The major strength of this study is that all men were screened for dementia with a final diagnosis based on clinical assessments and a consensus panel. The ethnic diversity of our sample is another strength as it is estimated that one in three Australians aged ≥65 years are migrants, with many born in a non-English speaking country [38]. We did not find strong evidence that ethnic background impacted the accuracy of dementia diagnosis using administrative data in our study. However, the small number of dementia cases in our community-based study meant that our comparison between ethnic groups was underpowered. Our study also has several limitations. First, we were only able to link hospital and death records, contributing to low sensitivity [39]. Second, we only included men in this study and the accuracy of using administrative data or self-reported dementia may be different between men and women [40]. Third, selection bias might have occurred in the CHAMP study due to the exclusion of those living in a residential aged care facility who would be more likely to have dementia [41]. Fourth, given the low prevalence of dementia (5.6%) in the community-based sample, we did not have sufficient power to examine whether the accuracy of administrative data varies according to demographic characteristics (e.g. socioeconomic status). Further studies using a larger sample size or an older cohort where dementia is more prevalent may be required. Fifth, MMSE scores can be influenced by culture, ethnicity and language, [42] which may cause bias in this ethnically diverse cohort. However, the final clinical diagnosis did use the results of additional assessments including the Rowland Universal Dementia Assessment Scale (RUDAS) in culturally and linguistically diverse men. Sixth, about 50% of the participants in our study were migrants. Our findings may be biased if these migrants are less likely to access healthcare services. Seventh, we might have underestimated the diagnostic accuracy of linked administrative data for dementia in this study as only health conditions affecting the episode of care are coded in APDC data and hence some men with dementia might not be identified.

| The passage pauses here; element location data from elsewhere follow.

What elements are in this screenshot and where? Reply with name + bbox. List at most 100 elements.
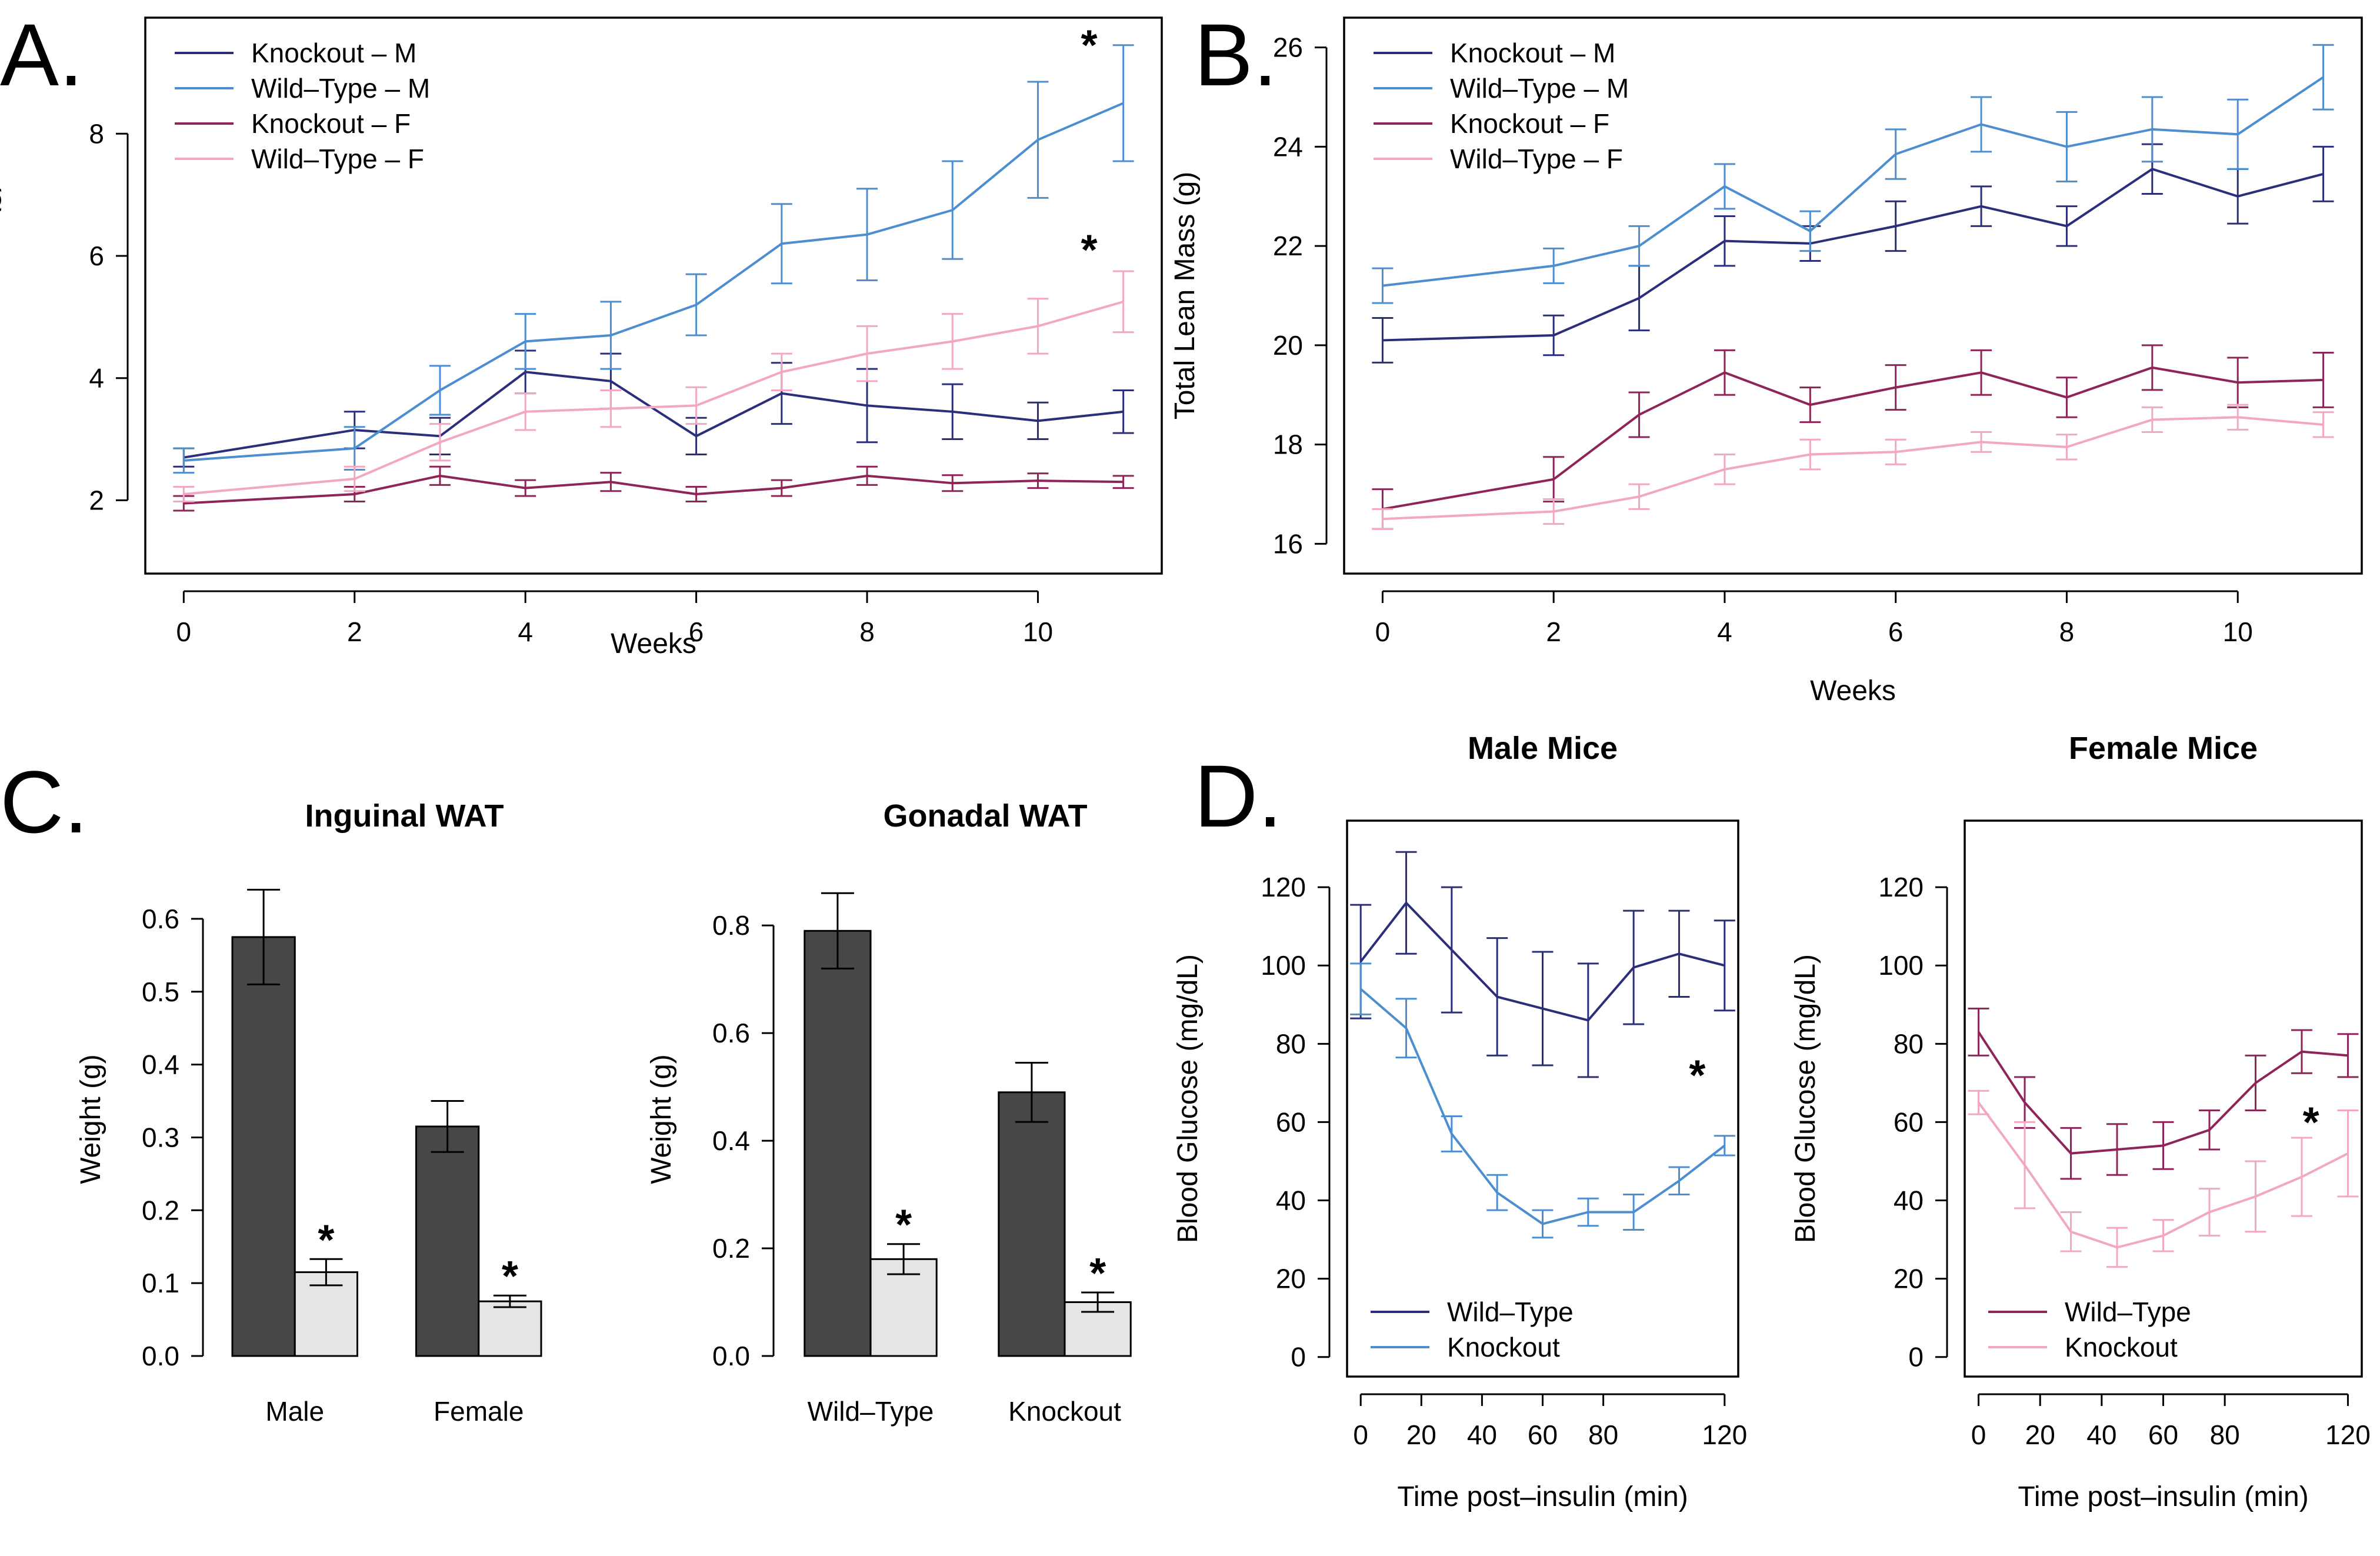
- y-tick-label: 0.3: [142, 1122, 179, 1152]
- panel-a-fat-mass-chart: A. 0 2 4 6 8 10 Weeks 2 4 6 8 Total Fat Mass (g) Knoc…: [0, 5, 1163, 659]
- y-tick-label: 6: [89, 241, 104, 271]
- legend-label: Knockout – F: [1450, 108, 1609, 139]
- series-line: [184, 371, 1124, 459]
- legend-label: Wild–Type – M: [251, 73, 430, 104]
- x-axis-label: Weeks: [611, 628, 696, 659]
- y-tick-label: 0: [1291, 1342, 1306, 1372]
- y-tick-label: 40: [1894, 1185, 1924, 1216]
- x-tick-label: 120: [2325, 1420, 2371, 1450]
- series-group: [173, 44, 1134, 474]
- bar: [415, 1125, 480, 1357]
- y-tick-label: 0.4: [712, 1125, 750, 1156]
- y-tick-label: 120: [1261, 872, 1306, 902]
- panel-letter: C.: [0, 752, 88, 851]
- chart-title: Female Mice: [2069, 731, 2258, 766]
- category-label: Wild–Type: [808, 1396, 934, 1427]
- plot-frame: [1343, 16, 2363, 575]
- bar: [804, 929, 872, 1357]
- legend-label: Wild–Type – F: [1450, 144, 1623, 174]
- x-axis-label: Time post–insulin (min): [2018, 1481, 2308, 1512]
- series-line: [184, 474, 1124, 505]
- y-tick-label: 26: [1273, 32, 1303, 63]
- panel-letter: D.: [1194, 747, 1282, 845]
- series-group: [173, 270, 1134, 502]
- legend-label: Knockout: [2065, 1332, 2178, 1362]
- x-tick-label: 0: [1971, 1420, 1986, 1450]
- y-tick-label: 0.0: [142, 1341, 179, 1371]
- y-tick-label: 80: [1276, 1028, 1306, 1059]
- significance-marker: *: [2303, 1099, 2319, 1146]
- chart-title: Male Mice: [1468, 731, 1618, 766]
- y-axis-label: Weight (g): [646, 1054, 677, 1184]
- x-tick-label: 80: [1588, 1420, 1618, 1450]
- series-group: [1350, 962, 1735, 1239]
- significance-marker: *: [1081, 227, 1098, 274]
- x-tick-label: 2: [347, 617, 362, 647]
- y-tick-label: 0: [1908, 1342, 1924, 1372]
- legend-label: Knockout – F: [251, 108, 411, 139]
- x-tick-label: 10: [2223, 617, 2253, 647]
- series-group: [1968, 1007, 2359, 1180]
- bar: [998, 1091, 1066, 1357]
- panel-d-male-mice-chart: D. Male Mice 0 20 40 60 80 120 Time post–insulin…: [1172, 731, 1747, 1512]
- y-tick-label: 60: [1894, 1107, 1924, 1137]
- legend-label: Wild–Type: [2065, 1297, 2191, 1327]
- y-tick-label: 100: [1878, 950, 1924, 981]
- y-axis-label: Blood Glucose (mg/dL): [1790, 954, 1821, 1243]
- x-tick-label: 120: [1702, 1420, 1747, 1450]
- y-tick-label: 24: [1273, 131, 1303, 162]
- plot-frame: [1346, 819, 1739, 1378]
- panel-c-gonadal-wat-chart: Gonadal WAT 0.0 0.2 0.4 0.6 0.8 Weight (g) Wild…: [646, 798, 1132, 1427]
- y-axis-label: Weight (g): [75, 1054, 106, 1184]
- y-axis-label: Blood Glucose (mg/dL): [1172, 954, 1204, 1243]
- series-line: [184, 300, 1124, 495]
- x-axis-label: Weeks: [1810, 675, 1896, 707]
- x-tick-label: 60: [2148, 1420, 2178, 1450]
- series-group: [173, 349, 1134, 468]
- panel-d-female-mice-chart: Female Mice 0 20 40 60 80 120 Time post–insulin…: [1790, 731, 2371, 1512]
- y-tick-label: 0.6: [142, 904, 179, 934]
- chart-title: Inguinal WAT: [305, 798, 504, 834]
- series-group: [1372, 404, 2334, 530]
- x-tick-label: 6: [689, 617, 704, 647]
- legend-label: Wild–Type: [1447, 1297, 1574, 1327]
- x-tick-label: 6: [1888, 617, 1904, 647]
- x-axis-label: Time post–insulin (min): [1397, 1481, 1688, 1512]
- y-tick-label: 18: [1273, 429, 1303, 460]
- x-tick-label: 60: [1528, 1420, 1558, 1450]
- y-tick-label: 4: [89, 363, 104, 394]
- y-tick-label: 0.6: [712, 1018, 750, 1048]
- x-tick-label: 8: [859, 617, 875, 647]
- x-tick-label: 0: [176, 617, 192, 647]
- series-line: [1382, 416, 2324, 521]
- x-tick-label: 0: [1353, 1420, 1368, 1450]
- significance-marker: *: [318, 1217, 334, 1264]
- series-group: [1372, 44, 2334, 304]
- x-tick-label: 8: [2059, 617, 2075, 647]
- category-label: Male: [265, 1396, 324, 1427]
- legend-label: Knockout – M: [1450, 38, 1615, 68]
- y-tick-label: 22: [1273, 231, 1303, 261]
- chart-title: Gonadal WAT: [884, 798, 1088, 834]
- y-tick-label: 0.4: [142, 1049, 179, 1080]
- y-tick-label: 0.0: [712, 1341, 750, 1371]
- y-tick-label: 0.1: [142, 1268, 179, 1298]
- x-tick-label: 20: [2025, 1420, 2055, 1450]
- legend-label: Knockout – M: [251, 38, 416, 68]
- y-tick-label: 20: [1273, 330, 1303, 361]
- series-group: [1372, 344, 2334, 530]
- panel-c-inguinal-wat-chart: C. Inguinal WAT 0.0 0.1 0.2 0.3 0.4 0.5 0.6 Weigh…: [0, 752, 542, 1427]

To conclude, the sensitivity and PPV of linked administrative data are low using clinical diagnosis as the reference standard in an ethnically diverse community-based cohort of men. There has been increased use of administrative data in research, and estimates of the prevalence of dementia in Australia are based on administrative data given that there is limited cohort study data available. The services needed to provide support and care for men living with dementia are likely to be under-estimated if estimates are based on linked hospital and death data.